In a map of the year 1755, the name (Las Matas) appears, that was populated by laborers that built the highway to Segovia (now part of the Autovia A-6). Subsequently it has been a center of research and development for the railways, now Renfe and that was the main source of local employment.

==Civil War==
During the Spanish Civil War the area was held Mainly by republicans, and saw a number of large battles, and remnants of bunkers from that era can still be seen today in the Navalcarbón meadows.

In the winter of 1936, pro-Franco troops advanced on western Madrid from the bases of Brunete, Villaviciosa de Odón and Campamento. In fog and very low temperatures, Republican and Nationalist troops, along with air support, fought one of the worst battles of the civil war in Madrid. The inhabitants of Las Rozas took refuge in other places around the Sierra de Guadarrama mountains, such as the caves of Hoyo de Manzanares.

The Church of San Miguel and almost all the houses in Las Rozas were completely destroyed in the battle.

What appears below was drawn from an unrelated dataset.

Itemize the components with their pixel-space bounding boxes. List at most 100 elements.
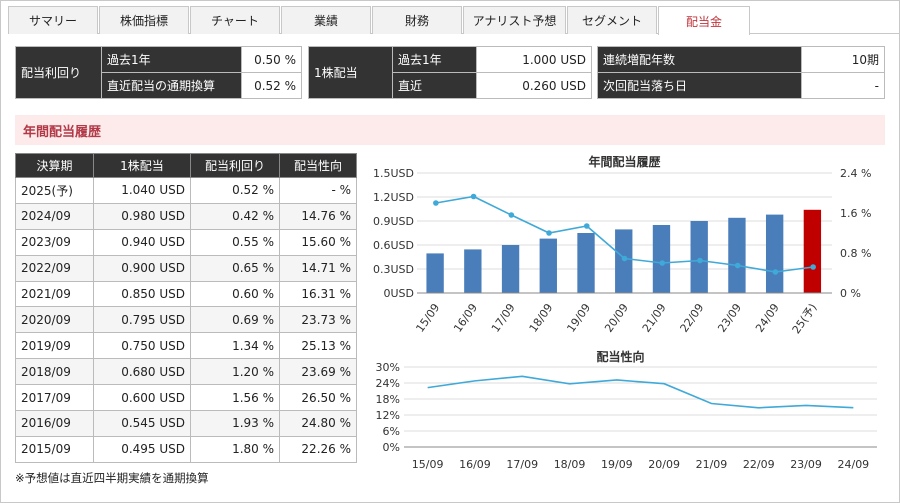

At the end of the war, the government created the Department of Devastated Areas in order to assist with the reconstruction of towns destroyed by the war, among which was Las Rozas, where about six rows of six or seven small houses were cheaply built near the church. One or two of these remain as of 2010, and efforts are in hand to preserve them for posterity.

==Post Democracy==
Since 'Democracy' (c.1975) and the advent of cheap travel the settlement has expanded from a pastoral village of some 6000 souls to a dormitory town of Madrid with a population of almost 100,000. As of 2010 there are still two flocks of sheep which graze on the riverbank of the Rio Guardarrama nature-park. Wild pigs, displaced from their natural habitat by building, are sometimes found in the streets of El Cantizal and El Molino de la Hoz in the north of the township.

The Compositores de España International Piano Competition has been held here since about 2000.

Recent concerns about the ecology, air pollution in Madrid and 'peak oil' have prompted schemes to use railway stations more effectively and reduce the reliance of children on 'mum's taxi service' by promoting pedilecs and electric vehicles.